Умерла Д. X. Ливен в Париже весной 1857 года. В соответствии с предсмертным пожеланием княгини ее положили в гроб в черном бархатном платье фрейлины российского императорского дома.
В специальной записке Третьего отделения об усовершенствовании тайного надзора говорится о тяжелой участи лиц, занимающихся осведомительством жандармов: «Доноситель за обнаружение и истребление зла не только редко, мало или вовсе не вознаграждается, но всегда злобно преследуется и рано или поздно бывает злодейски язвим своими врагами. Они всю жизнь ему не прощают, клевещут и домогаются судить его… Имя доносчика — как бы справедлив он ни был, подвергается порицанию, доносившего отовсюду вытесняют и стараются не давать ему нигде места в службе. Он несчастнейшее существо». Поэтому, делает анонимный автор записки вывод, «никогда не нужно объявлять благонадежнейших доносителей, их надлежит сильно защищать».

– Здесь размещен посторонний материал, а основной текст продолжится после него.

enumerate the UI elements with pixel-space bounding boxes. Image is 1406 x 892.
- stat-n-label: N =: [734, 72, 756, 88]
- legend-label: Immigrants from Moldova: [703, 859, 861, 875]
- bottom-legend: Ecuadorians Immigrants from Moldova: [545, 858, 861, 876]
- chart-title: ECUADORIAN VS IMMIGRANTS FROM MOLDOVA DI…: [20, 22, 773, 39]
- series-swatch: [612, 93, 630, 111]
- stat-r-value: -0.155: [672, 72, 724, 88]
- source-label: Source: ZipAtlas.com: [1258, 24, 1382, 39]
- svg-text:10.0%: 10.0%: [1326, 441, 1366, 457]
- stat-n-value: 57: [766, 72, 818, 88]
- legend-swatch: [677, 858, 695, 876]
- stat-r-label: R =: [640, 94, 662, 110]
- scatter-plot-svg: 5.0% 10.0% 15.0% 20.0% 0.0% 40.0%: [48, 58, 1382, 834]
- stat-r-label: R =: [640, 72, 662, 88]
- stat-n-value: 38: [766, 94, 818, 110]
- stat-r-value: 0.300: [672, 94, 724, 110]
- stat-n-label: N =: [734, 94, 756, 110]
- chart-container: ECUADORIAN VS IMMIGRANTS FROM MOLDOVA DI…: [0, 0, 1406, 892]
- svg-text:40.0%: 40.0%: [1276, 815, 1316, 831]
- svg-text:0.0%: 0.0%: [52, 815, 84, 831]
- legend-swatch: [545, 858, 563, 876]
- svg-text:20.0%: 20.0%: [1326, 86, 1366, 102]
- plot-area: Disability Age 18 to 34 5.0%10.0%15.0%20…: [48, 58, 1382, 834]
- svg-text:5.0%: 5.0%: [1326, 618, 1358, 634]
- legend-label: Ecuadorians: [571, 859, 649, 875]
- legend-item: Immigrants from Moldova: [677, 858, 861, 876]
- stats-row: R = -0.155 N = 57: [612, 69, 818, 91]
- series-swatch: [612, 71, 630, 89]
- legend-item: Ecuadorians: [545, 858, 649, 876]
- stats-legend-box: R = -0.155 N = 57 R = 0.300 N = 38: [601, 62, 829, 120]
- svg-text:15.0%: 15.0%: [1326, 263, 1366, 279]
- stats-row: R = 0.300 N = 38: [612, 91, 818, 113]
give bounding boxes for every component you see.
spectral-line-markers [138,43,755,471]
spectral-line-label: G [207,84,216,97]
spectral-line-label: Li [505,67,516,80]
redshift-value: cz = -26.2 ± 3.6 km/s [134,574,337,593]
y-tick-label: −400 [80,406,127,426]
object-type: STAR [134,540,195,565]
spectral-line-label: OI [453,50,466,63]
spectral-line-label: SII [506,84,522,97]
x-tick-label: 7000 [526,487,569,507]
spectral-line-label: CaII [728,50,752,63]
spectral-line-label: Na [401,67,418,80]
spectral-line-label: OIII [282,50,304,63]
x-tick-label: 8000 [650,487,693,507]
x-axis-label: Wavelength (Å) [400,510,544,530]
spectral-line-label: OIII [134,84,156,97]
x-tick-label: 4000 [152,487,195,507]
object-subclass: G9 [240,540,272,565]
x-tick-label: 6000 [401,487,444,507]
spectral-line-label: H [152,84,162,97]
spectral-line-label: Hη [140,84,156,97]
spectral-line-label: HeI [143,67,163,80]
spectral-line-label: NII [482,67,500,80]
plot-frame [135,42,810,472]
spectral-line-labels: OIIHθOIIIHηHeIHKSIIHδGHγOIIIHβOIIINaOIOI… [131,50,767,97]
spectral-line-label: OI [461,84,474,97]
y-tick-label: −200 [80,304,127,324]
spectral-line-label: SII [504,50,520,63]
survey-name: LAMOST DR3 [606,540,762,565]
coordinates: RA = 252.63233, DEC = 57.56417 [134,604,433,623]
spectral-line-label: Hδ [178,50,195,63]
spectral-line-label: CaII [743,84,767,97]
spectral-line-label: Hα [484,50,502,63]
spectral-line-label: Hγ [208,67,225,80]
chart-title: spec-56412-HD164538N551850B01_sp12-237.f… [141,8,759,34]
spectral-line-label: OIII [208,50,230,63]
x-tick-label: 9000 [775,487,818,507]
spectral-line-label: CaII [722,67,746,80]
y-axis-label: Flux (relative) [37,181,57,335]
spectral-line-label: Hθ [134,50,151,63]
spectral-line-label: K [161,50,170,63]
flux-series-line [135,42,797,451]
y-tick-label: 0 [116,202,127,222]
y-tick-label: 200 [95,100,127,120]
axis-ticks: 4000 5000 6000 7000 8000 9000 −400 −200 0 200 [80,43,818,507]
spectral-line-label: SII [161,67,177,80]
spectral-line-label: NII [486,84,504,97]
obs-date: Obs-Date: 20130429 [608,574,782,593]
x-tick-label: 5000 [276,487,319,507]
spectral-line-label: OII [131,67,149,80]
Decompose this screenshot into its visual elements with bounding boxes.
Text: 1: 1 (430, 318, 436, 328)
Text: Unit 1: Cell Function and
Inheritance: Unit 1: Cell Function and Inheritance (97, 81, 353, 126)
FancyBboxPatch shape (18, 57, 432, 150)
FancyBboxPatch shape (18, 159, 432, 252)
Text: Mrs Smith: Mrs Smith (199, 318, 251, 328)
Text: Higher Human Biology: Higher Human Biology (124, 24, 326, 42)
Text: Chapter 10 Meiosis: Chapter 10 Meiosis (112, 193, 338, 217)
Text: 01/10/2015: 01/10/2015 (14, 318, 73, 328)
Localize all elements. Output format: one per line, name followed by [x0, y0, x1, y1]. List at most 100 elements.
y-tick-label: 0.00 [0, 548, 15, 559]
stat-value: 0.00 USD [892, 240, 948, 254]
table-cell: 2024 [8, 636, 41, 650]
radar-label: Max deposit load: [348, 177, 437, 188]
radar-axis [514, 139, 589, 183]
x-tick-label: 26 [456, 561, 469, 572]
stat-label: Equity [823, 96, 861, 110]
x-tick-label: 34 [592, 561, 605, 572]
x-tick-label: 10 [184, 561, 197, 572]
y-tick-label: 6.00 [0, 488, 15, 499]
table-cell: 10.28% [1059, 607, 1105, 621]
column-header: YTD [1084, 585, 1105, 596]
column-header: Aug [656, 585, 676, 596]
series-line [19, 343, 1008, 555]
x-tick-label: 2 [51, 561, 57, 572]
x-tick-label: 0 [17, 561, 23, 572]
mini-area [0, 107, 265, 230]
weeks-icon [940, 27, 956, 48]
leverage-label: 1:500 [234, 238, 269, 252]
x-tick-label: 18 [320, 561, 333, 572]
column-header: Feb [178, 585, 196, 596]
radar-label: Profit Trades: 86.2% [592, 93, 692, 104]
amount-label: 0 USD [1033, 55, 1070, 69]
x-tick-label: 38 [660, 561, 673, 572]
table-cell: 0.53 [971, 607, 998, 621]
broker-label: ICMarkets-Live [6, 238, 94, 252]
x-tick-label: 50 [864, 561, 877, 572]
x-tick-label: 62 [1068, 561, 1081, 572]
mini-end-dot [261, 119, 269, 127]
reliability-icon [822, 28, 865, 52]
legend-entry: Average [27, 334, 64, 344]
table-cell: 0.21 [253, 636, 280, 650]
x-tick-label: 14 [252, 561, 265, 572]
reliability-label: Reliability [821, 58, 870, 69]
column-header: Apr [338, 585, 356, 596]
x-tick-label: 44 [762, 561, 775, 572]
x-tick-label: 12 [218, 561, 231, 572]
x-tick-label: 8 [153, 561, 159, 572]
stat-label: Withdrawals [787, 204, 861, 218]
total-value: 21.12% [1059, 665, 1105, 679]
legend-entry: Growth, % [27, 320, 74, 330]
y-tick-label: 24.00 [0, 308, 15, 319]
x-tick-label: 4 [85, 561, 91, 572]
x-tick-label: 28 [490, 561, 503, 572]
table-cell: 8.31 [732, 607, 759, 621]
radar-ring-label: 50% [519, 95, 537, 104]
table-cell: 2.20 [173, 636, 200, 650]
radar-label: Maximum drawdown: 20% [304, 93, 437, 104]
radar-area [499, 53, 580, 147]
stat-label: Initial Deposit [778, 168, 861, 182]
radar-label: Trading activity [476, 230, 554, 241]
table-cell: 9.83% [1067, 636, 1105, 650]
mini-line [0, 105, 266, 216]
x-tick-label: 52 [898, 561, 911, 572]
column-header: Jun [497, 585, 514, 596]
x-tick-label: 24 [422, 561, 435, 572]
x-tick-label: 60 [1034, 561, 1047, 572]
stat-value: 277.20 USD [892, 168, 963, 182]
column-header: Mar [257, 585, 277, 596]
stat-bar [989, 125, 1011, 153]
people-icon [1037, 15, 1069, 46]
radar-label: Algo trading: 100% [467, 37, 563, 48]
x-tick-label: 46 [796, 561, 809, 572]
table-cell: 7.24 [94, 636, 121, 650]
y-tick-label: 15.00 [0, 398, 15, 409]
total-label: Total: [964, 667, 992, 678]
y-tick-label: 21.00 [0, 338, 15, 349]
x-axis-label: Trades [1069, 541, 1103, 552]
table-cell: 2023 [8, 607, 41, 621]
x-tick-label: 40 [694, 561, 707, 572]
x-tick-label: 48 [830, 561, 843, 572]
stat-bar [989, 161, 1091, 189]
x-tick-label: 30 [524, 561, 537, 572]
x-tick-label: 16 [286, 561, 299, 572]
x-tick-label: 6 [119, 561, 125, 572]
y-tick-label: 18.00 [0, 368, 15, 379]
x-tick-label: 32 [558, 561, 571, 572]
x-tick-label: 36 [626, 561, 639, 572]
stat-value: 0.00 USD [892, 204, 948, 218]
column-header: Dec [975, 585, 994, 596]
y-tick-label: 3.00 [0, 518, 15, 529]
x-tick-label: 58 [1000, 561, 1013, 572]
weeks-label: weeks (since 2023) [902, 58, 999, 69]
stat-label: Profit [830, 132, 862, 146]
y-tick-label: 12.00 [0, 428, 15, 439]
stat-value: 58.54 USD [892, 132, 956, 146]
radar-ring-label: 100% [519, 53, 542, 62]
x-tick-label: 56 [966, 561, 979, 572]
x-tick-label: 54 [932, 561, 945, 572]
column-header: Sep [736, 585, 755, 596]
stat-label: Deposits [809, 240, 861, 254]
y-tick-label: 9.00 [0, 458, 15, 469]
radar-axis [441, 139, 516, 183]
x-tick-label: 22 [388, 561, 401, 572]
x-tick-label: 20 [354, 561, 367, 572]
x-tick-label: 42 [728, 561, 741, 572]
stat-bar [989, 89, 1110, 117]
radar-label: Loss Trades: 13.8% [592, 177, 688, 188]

Но это, как говорится, хорошая теория, а что же делалось на практике?
В реальной жизни все было не так просто. Осведомителей многие жандармские генералы глубоко в душе презирали и давали им это понять самым бесцеремонным и неприкрытым образом. Русский историк М. К. Лемке (1872–1923) утверждал, что как Бенкендорф, так и Дубельт, рассчитываясь с ними, в зависимости от ранга информатора исходили из сумм 3, 30 и 300 рублей или червонцев — как бы в память о 30 сребрениках, за которые Иуда продал Христа. Некоторые «добродетельные» генеральские сердца становились даже на путь предательства — такие, например, как упоминавшийся уже нами генерал А. А. Сапынский, в частности, предупредивший А. И. Герцена о необходимости соблюдения осторожности в разговорах: «Почем вы знаете, что в числе тех, которые с вами толкуют, нет всякий раз какого-нибудь мерзавца, который лучше не просит, как через минуту прийти сюда с доносом». Тот же Сагтынский во время ареста петрашевцев 23 апреля 1849 года демонстративно держал в руке документ, в котором был указан агент-доноситель П. Д. Антонелли, да так, чтобы арестованные непременно могли прочитать. Первым фамилию секретного сотрудника прочел Ф. М. Достоевский и тут же поставил об этом в известность своих товарищей. Что пережил потом бедный Антонелли, можно только догадываться.
Такое поведение первых жандармов России мы можем объяснить только тем, что тайный сыск со всеми его «прелестями» был для них делом новым и непривычным. Все они только что оторвались от чисто военной среды, в которых доносы считались гнусным и позорным делом. «Чистоплюйство» неоднократно подводило дворян и мешало им приспосабливаться к новым условиям жизни и работы. Корпоративный дух, корпоративная мораль только начинали зарождаться в недрах Третьего отделения, и понадобятся десятилетия, прежде чем они зримо и прочно воплотятся в деятельности руководителя Особого отдела Департамента полиции С. В. Зубатова, считавшего для себя «сношение с агентурой самым радостным и милым воспоминанием», а «агентурный вопрос — святая святых» [40] .
40
В письме к В. Л. Бурцеву от 21 марта 1908 года.